Das 30-stöckige modulare Gebäude wurde in nur 15 Tagen fertiggestellt, wobei für die Hauptstruktur des Gebäudes nur 46 Stunden benötigt wurden. 

Anwendung der Lean-Construction-Methodik 

Wie setzt man Lean-Construction-Methoden in der Praxis um? Viele sind der Meinung, dass man von Anfang an die Wünsche seiner Kundschaft noch übertreffen sollte. Dafür muss man zunächst auf die Kundenwünsche eingehen und verstehen, warum ein bestimmtes Projekt überhaupt gebaut werden soll. So entsteht ein tieferes Verständnis für das „Warum“ des Projekts, welches dann in die Projektstrategie einfließen kann. 
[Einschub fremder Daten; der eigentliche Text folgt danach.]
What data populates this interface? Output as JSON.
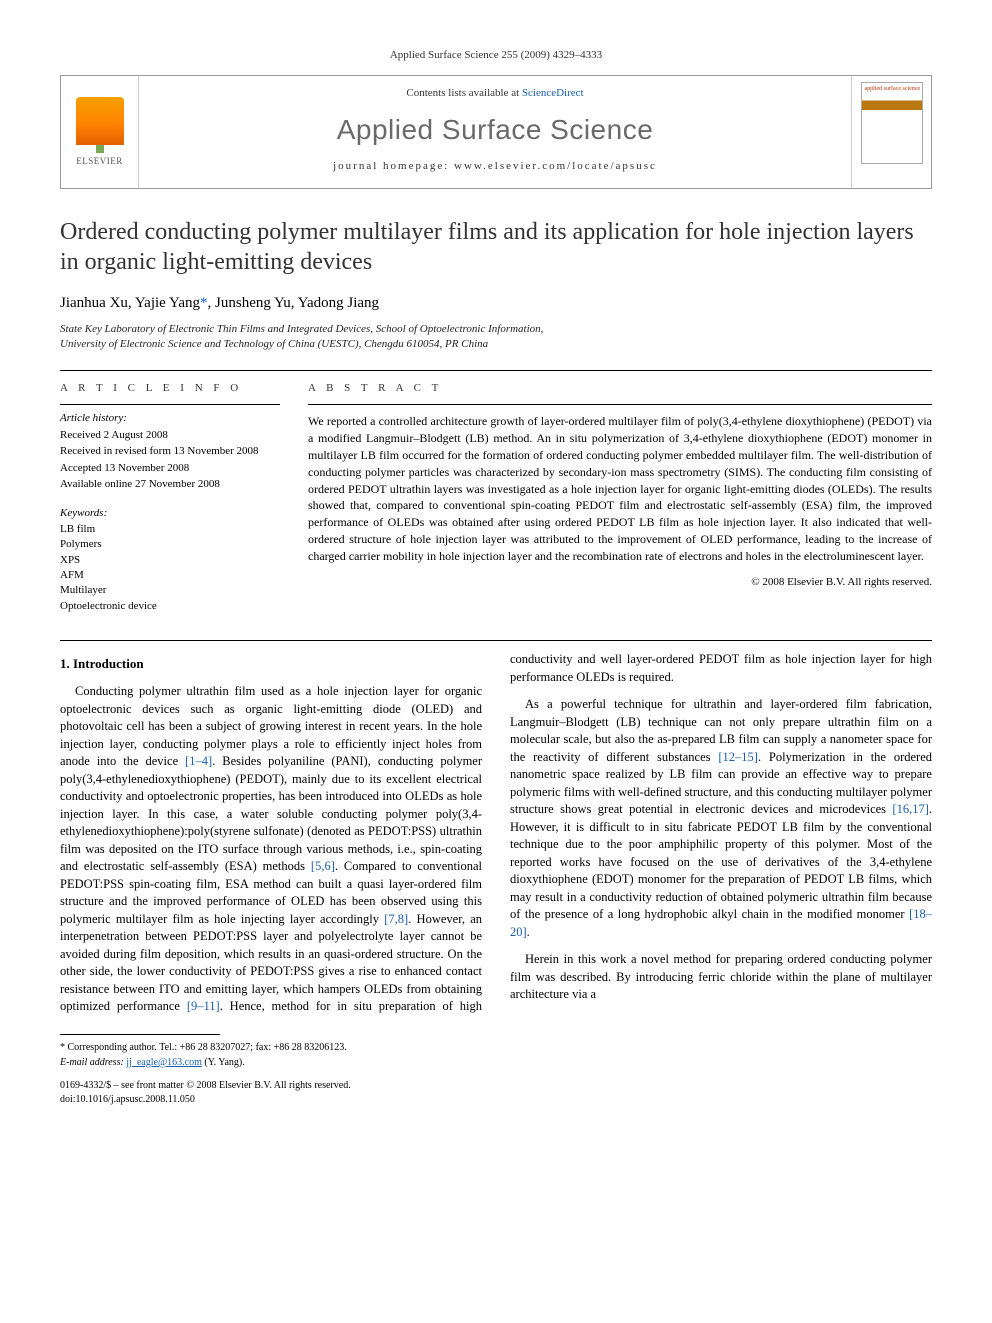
{
  "running_head": "Applied Surface Science 255 (2009) 4329–4333",
  "header": {
    "contents_prefix": "Contents lists available at ",
    "contents_link": "ScienceDirect",
    "journal_title": "Applied Surface Science",
    "homepage_label": "journal homepage: www.elsevier.com/locate/apsusc",
    "publisher_logo_text": "ELSEVIER",
    "cover_title": "applied surface science"
  },
  "article": {
    "title": "Ordered conducting polymer multilayer films and its application for hole injection layers in organic light-emitting devices",
    "authors": "Jianhua Xu, Yajie Yang",
    "corr_mark": "*",
    "authors_tail": ", Junsheng Yu, Yadong Jiang",
    "affiliation_line1": "State Key Laboratory of Electronic Thin Films and Integrated Devices, School of Optoelectronic Information,",
    "affiliation_line2": "University of Electronic Science and Technology of China (UESTC), Chengdu 610054, PR China"
  },
  "info": {
    "label": "A R T I C L E   I N F O",
    "history_head": "Article history:",
    "history": [
      "Received 2 August 2008",
      "Received in revised form 13 November 2008",
      "Accepted 13 November 2008",
      "Available online 27 November 2008"
    ],
    "keywords_head": "Keywords:",
    "keywords": [
      "LB film",
      "Polymers",
      "XPS",
      "AFM",
      "Multilayer",
      "Optoelectronic device"
    ]
  },
  "abstract": {
    "label": "A B S T R A C T",
    "text": "We reported a controlled architecture growth of layer-ordered multilayer film of poly(3,4-ethylene dioxythiophene) (PEDOT) via a modified Langmuir–Blodgett (LB) method. An in situ polymerization of 3,4-ethylene dioxythiophene (EDOT) monomer in multilayer LB film occurred for the formation of ordered conducting polymer embedded multilayer film. The well-distribution of conducting polymer particles was characterized by secondary-ion mass spectrometry (SIMS). The conducting film consisting of ordered PEDOT ultrathin layers was investigated as a hole injection layer for organic light-emitting diodes (OLEDs). The results showed that, compared to conventional spin-coating PEDOT film and electrostatic self-assembly (ESA) film, the improved performance of OLEDs was obtained after using ordered PEDOT LB film as hole injection layer. It also indicated that well-ordered structure of hole injection layer was attributed to the improvement of OLED performance, leading to the increase of charged carrier mobility in hole injection layer and the recombination rate of electrons and holes in the electroluminescent layer.",
    "copyright": "© 2008 Elsevier B.V. All rights reserved."
  },
  "body": {
    "section1_head": "1. Introduction",
    "p1a": "Conducting polymer ultrathin film used as a hole injection layer for organic optoelectronic devices such as organic light-emitting diode (OLED) and photovoltaic cell has been a subject of growing interest in recent years. In the hole injection layer, conducting polymer plays a role to efficiently inject holes from anode into the device ",
    "p1_ref1": "[1–4]",
    "p1b": ". Besides polyaniline (PANI), conducting polymer poly(3,4-ethylenedioxythiophene) (PEDOT), mainly due to its excellent electrical conductivity and optoelectronic properties, has been introduced into OLEDs as hole injection layer. In this case, a water soluble conducting polymer poly(3,4-ethylenedioxythiophene):poly(styrene sulfonate) (denoted as PEDOT:PSS) ultrathin film was deposited on the ITO surface through various methods, i.e., spin-coating and electrostatic self-assembly (ESA) methods ",
    "p1_ref2": "[5,6]",
    "p1c": ". Compared to conventional PEDOT:PSS spin-coating film, ESA method can built a quasi layer-ordered film structure and the improved performance of OLED has been observed using this polymeric multilayer film as hole injecting layer accordingly ",
    "p1_ref3": "[7,8]",
    "p1d": ". However, an interpenetration between PEDOT:PSS layer and polyelectrolyte layer cannot be avoided during film deposition, which results in an quasi-ordered structure. On the other side, the lower conductivity of PEDOT:PSS gives a rise to enhanced contact resistance between ITO and emitting layer, which hampers OLEDs from obtaining optimized performance ",
    "p1_ref4": "[9–11]",
    "p1e": ". Hence, method for in situ preparation of high conductivity and well layer-ordered PEDOT film as hole injection layer for high performance OLEDs is required.",
    "p2a": "As a powerful technique for ultrathin and layer-ordered film fabrication, Langmuir–Blodgett (LB) technique can not only prepare ultrathin film on a molecular scale, but also the as-prepared LB film can supply a nanometer space for the reactivity of different substances ",
    "p2_ref1": "[12–15]",
    "p2b": ". Polymerization in the ordered nanometric space realized by LB film can provide an effective way to prepare polymeric films with well-defined structure, and this conducting multilayer polymer structure shows great potential in electronic devices and microdevices ",
    "p2_ref2": "[16,17]",
    "p2c": ". However, it is difficult to in situ fabricate PEDOT LB film by the conventional technique due to the poor amphiphilic property of this polymer. Most of the reported works have focused on the use of derivatives of the 3,4-ethylene dioxythiophene (EDOT) monomer for the preparation of PEDOT LB films, which may result in a conductivity reduction of obtained polymeric ultrathin film because of the presence of a long hydrophobic alkyl chain in the modified monomer ",
    "p2_ref3": "[18–20]",
    "p2d": ".",
    "p3": "Herein in this work a novel method for preparing ordered conducting polymer film was described. By introducing ferric chloride within the plane of multilayer architecture via a"
  },
  "footnotes": {
    "corr": "* Corresponding author. Tel.: +86 28 83207027; fax: +86 28 83206123.",
    "email_label": "E-mail address: ",
    "email": "jj_eagle@163.com",
    "email_tail": " (Y. Yang).",
    "frontmatter": "0169-4332/$ – see front matter © 2008 Elsevier B.V. All rights reserved.",
    "doi": "doi:10.1016/j.apsusc.2008.11.050"
  },
  "colors": {
    "link": "#1a5fad",
    "text": "#000000",
    "grey_title": "#6a6a6a"
  }
}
Diese Herangehensweise spiegelt sehr gut wider, was das LCI als Optimierung des Gesamtprojekts bezeichnet: Es kann sich als enorm effektiv erweisen, wenn man alle Projektbeteiligten an einem Tisch zusammenbringt, sich gegenseitig zuhört, zusammenarbeitet und die Projektanforderungen ausführlich durchgeht. 

Enge Beziehungen zu Auftragnehmer:innen und Lieferant:innen sorgen für eine Lieferung der gewünschten Menge, wenn sie gebraucht wird, wodurch eine Ressourcenverschwendung vermieden wird. Diese Just-in-time-Methode ist ein weiterer wichtiger Grundsatz des Lean-Construction-Ansatzes. 

Auch eine sorgfältige Planung und Überwachung nach Baubeginn können die Umsetzung von Lean-Construction-Methoden bei einem Projekt optimieren, da dadurch die Effektivität der Arbeitsabläufe erhöht wird. Beim Bau des Empire State Building waren eine effektive Planung und Überwachung wesentliche Faktoren für die schnelle Projektabwicklung. 

Künftige Umsetzung des Lean-Construction-Ansatzes im digitalen Zeitalter 

Die Effizienz detaillierter Planungs- und Überwachungsabläufe, also von Schlüsselelementen des Lean-Construction-Ansatzes, kann durch den Einsatz digitaler Technologien noch weiter gesteigert werden.  

Die Möglichkeit für Projektbeteiligte, jederzeit online auf Dokumente zuzugreifen und vereinbarte Anpassungen, Optimierungen oder größere Änderungen mit unmittelbaren Auswirkungen auf das Projekt vorzunehmen, darf nicht unterschätzt werden. 

Eine wissenschaftliche Arbeit beschreibt, wie 3D-Visualisierungen, Bauprozesssimulationen und die Kollisionserkennung auf effektive Weise bei einem sechsstöckigen Parkhausprojekt im chinesischen Shenzhou angewendet wurden. Für das Lean-Construction-Management dieses Projekts wurde Building Information Modeling (BIM) eingesetzt.  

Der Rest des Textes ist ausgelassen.